There are many “differences” among young people on the five continents – the first being that between male and female -, but what young people aged 16 to 29, the addressees of the Preparatory Document of the Synod, have in common is the fact that they live in a “situation of fluidity and uncertainty never before experienced”. The text released today insists that such situation demands “complete attention and an ability for long-term planning, while bearing in mind its endurance and the consequences of today’s choices for the future”. “The growth of uncertainty results in a state of vulnerability, that is, a combination of social unease and economic difficulties as well as insecurity in the lives of a large part of the population”. Among the evils affecting young people are, according to the text, unemployment, an increase in flexibility in the labour market, exploitation “especially of minors”, as well as an “overall series of civil, economic and social causes, including those of the environment, which explain the overwhelming increase in the number of refugees and migrants”. “Compared to a privileged few, who can take advantage of the opportunities offered by the processes of economic globalization, many people live in a precarious and insecure situation, which has an impact on the course and choices taken in life”. The Document, like the Encyclical Letter Laudato Sì, points the finger at the “culture based on ‘science’” and the “throw-away culture” which “excludes millions of people, including many young people”.
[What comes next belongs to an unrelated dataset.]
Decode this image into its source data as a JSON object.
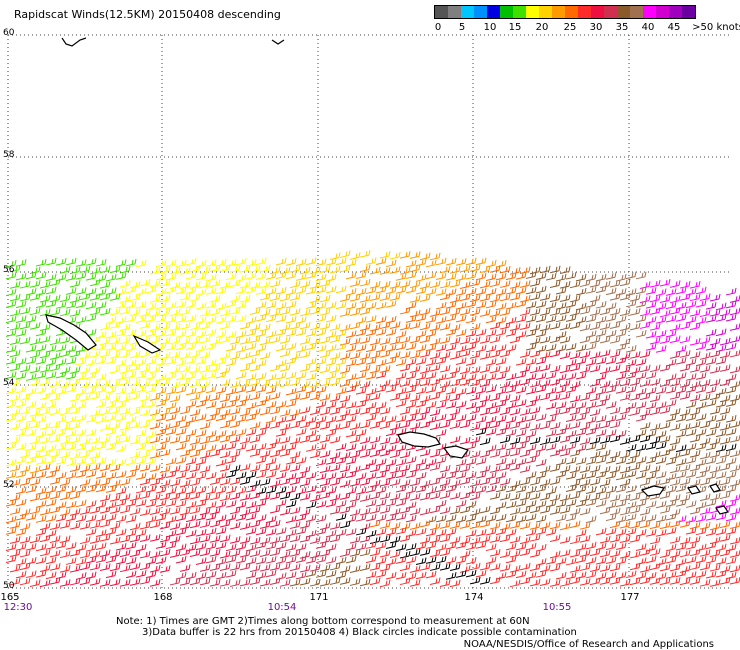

Among the challenges to be addressed is that of “multiculturalism”, which is typical of globalised societies, where “in many parts of the world, young people are experiencing particular hardships”. This “includes young people experiencing poverty and exclusion; those who grow up without parents or family, or are unable to go to school; children and young boys and girls who live on the street in many suburbs; the young who are unemployed, displaced persons and migrants; those who are victims of exploitation, trafficking and slavery; children and young people forcefully recruited in criminal gangs or as guerilla fighters; and child brides or girls forced to marry against their will”. As the Document points out, despite these dark situations, “many” young people “wish to be an active part in the process of change taking place at this present time”, although reference is also made to the opposite phenomenon, that of the NEETs, namely young people who are not engaged in any activity of study or work or vocational training. “The discrepancy between young people who are passive and discouraged and those enterprising and energetic – this is the argument put forward – comes from the concrete opportunities offered to each one”.